2016, année carnage, pire encore que 2015 alors que c’était impensable. Depuis janvier 2015 et encore plus depuis novembre 2016, Paris est une forteresse militaire dont on croise les soldats gentils dans les queues des boulangeries. Alors, quand Anne Hidalgo a demandé à Jean de Loisy, le patron du Palais de Tokyo, de penser le parcours de la Nuit Blanche 2016, elle ne s’attendait peut être pas à ce que la joie revienne, symbolisée par le cœur traversé de la Seine de Fabrice Hyber.

Il fallait choisir sa part du poème. Le parcours monstre, découpé en douze chapitres, de la Gare de Lyon à Issy-Les-Moulineaux nous racontait l’histoire de la quête amoureuse de Poliphile à la recherche de Polia. 12 chapitres nous plongeant chacun dans les états d’âme de ce héros aux mille visages.
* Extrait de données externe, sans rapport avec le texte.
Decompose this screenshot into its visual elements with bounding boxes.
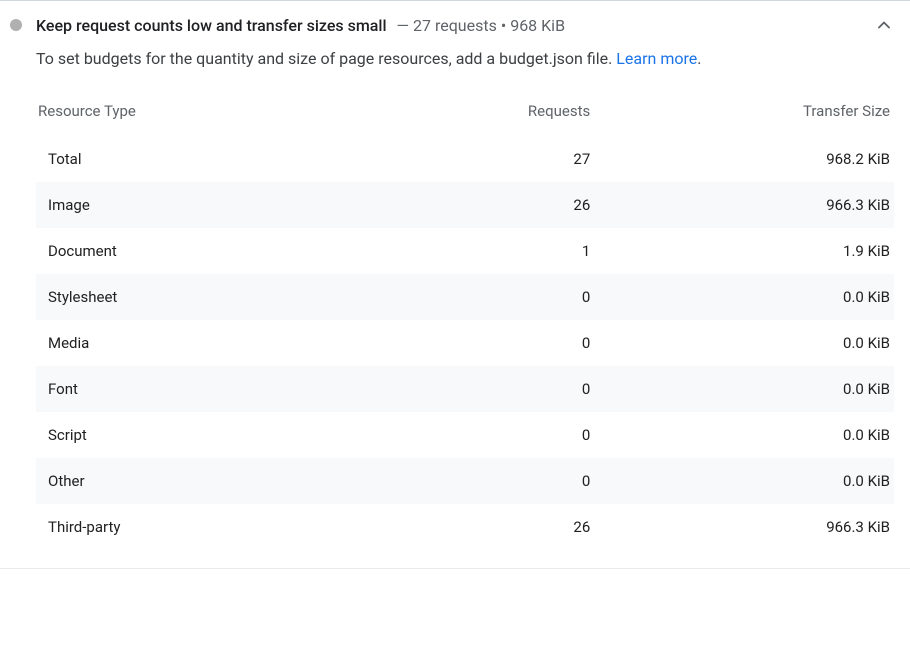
cell-type: Font [36,366,448,412]
cell-size: 0.0 KiB [602,366,894,412]
table-row: Image 26 966.3 KiB [36,182,894,228]
table-row: Script 0 0.0 KiB [36,412,894,458]
table-body: Total 27 968.2 KiB Image 26 966.3 KiB Do… [36,136,894,550]
cell-requests: 0 [448,274,602,320]
chevron-up-icon [874,15,894,35]
cell-requests: 26 [448,182,602,228]
table-header-row: Resource Type Requests Transfer Size [36,92,894,136]
cell-requests: 0 [448,366,602,412]
learn-more-link[interactable]: Learn more [616,49,697,68]
cell-requests: 0 [448,412,602,458]
cell-size: 0.0 KiB [602,274,894,320]
column-header-requests: Requests [448,92,602,136]
cell-requests: 1 [448,228,602,274]
description-text: To set budgets for the quantity and size… [36,49,616,68]
cell-type: Other [36,458,448,504]
table-row: Total 27 968.2 KiB [36,136,894,182]
cell-size: 966.3 KiB [602,504,894,550]
cell-type: Third-party [36,504,448,550]
audit-panel: Keep request counts low and transfer siz… [0,0,910,569]
audit-body: To set budgets for the quantity and size… [0,49,910,568]
table-row: Other 0 0.0 KiB [36,458,894,504]
cell-size: 968.2 KiB [602,136,894,182]
description-suffix: . [697,49,701,68]
table-row: Stylesheet 0 0.0 KiB [36,274,894,320]
cell-size: 0.0 KiB [602,412,894,458]
cell-type: Image [36,182,448,228]
cell-requests: 0 [448,320,602,366]
table-row: Document 1 1.9 KiB [36,228,894,274]
table-row: Media 0 0.0 KiB [36,320,894,366]
cell-type: Total [36,136,448,182]
summary-text: 27 requests • 968 KiB [413,16,565,35]
cell-type: Document [36,228,448,274]
cell-size: 0.0 KiB [602,458,894,504]
cell-size: 966.3 KiB [602,182,894,228]
cell-type: Script [36,412,448,458]
column-header-type: Resource Type [36,92,448,136]
resource-table: Resource Type Requests Transfer Size Tot… [36,92,894,550]
cell-size: 0.0 KiB [602,320,894,366]
cell-size: 1.9 KiB [602,228,894,274]
audit-summary: — 27 requests • 968 KiB [393,16,565,35]
cell-type: Media [36,320,448,366]
cell-requests: 27 [448,136,602,182]
cell-requests: 26 [448,504,602,550]
table-row: Font 0 0.0 KiB [36,366,894,412]
cell-type: Stylesheet [36,274,448,320]
column-header-size: Transfer Size [602,92,894,136]
audit-header[interactable]: Keep request counts low and transfer siz… [0,1,910,49]
table-row: Third-party 26 966.3 KiB [36,504,894,550]
audit-description: To set budgets for the quantity and size… [36,49,894,68]
cell-requests: 0 [448,458,602,504]
status-dot-icon [10,19,22,31]
summary-separator: — [397,16,410,35]
audit-title: Keep request counts low and transfer siz… [36,16,387,35]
Nous avons opté pour les parcours 2 et 3, se résumant au Marais et au quartier de Notre Dame de Paris. Dans cette partie de l’histoire, « On me donnait rendez-vous, mais pas vraiment avec quelqu’un — plutôt avec des images, des lieux, des situations à vivre dans Paris » écrit Yannick Haenel dans la nouvelle qui sert de fil conducteur à cette nuit Blanche qui retrouvait enfin sa part de vivant. Depuis plusieurs années, cette longue soirée était faite de belles installations sans prises de risque. Avec Jean de Loisy, il fallait s’y attendre, l’affaire fut toute autre.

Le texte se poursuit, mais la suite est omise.